In the first article, the impact of neoliberalization on the spatial design and engineering of the new Gugulethu mall in Cape Town is discussed with an emphasis on the negative feedback that it receives from locals. The imagery, promotion and overall appearance of the mall is very Western, and since South Africans moved past the apartheid in 1994, local township viewed this as an misfit to the social environment. The mall is supposed to be “an object of African pride rooted in and marketed with revolutionary history”, but the differences that it creates between the rich and the poor is an indication of capitalism, which the South Africans refuse to accept. The establishment of the mall is undoubtedly profitable for the economy of Gugulethu and should not be viewed as a threat to these people’s cultures, but are we really capable of judging a group’s values without fully understanding their reasoning and fear of loss of culture? I think that the existence of the mall indicates the success that African nations can have without the influence or help of the West in moving towards a neoliberal economy to succeed in the global market with other countries. I also think that values and traditions should be kept separate from the establishment of businesses solely to improve the economy.

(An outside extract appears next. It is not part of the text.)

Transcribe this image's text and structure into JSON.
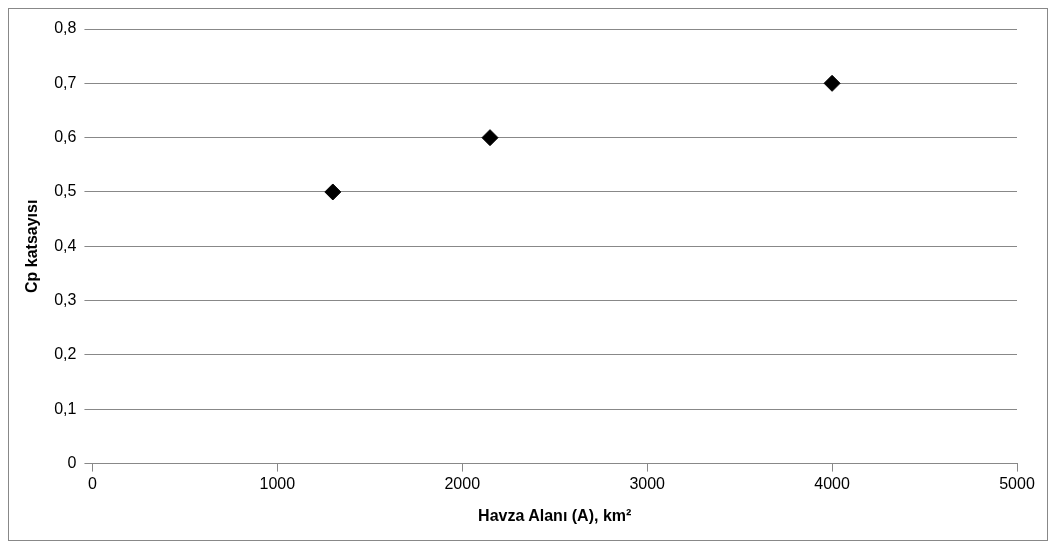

In the 80s, the skin-lightener trade developed as it was marketed to women as a tool to appear attractive to men. The Krok brothers funded the establishment of the Apartheid Museum, which was designed to demonstrate the struggles of people living under the racist apartheid the state faced. But the revenue that the skin-lightening businesses generated was essentially the money used to fund for the Museum, which I found very problematic, as, on one hand, it is meant to honour the struggles of a coloured minority group, while on the other hand, it is advertised as a “beauty” product that solely focuses on enhancing appearances. This can be related to Lee’s article about funerals and their significance among Africans. In South Africa, funerals are a form of entertainment for people due to the lack of activities and opportunities available to them. People do not fear death because that would mean it is the ending of one’s life, but rather in fear of dying when they are not at their ancestral home. As there are traditional burial rites and rituals exclusive to the South African culture, most people want to be buried correctly in their own land and amongst their own people to have a ‘dignified’ funeral. Revenue is therefore generated as funerals become more of a celebration rather than a time to mourn over one’s loss.
The question boils down to whether these are actual influences of the West or are they unique and national ways to support the economy of South Africa in a commercialized and interconnected economy that is rapidly growing?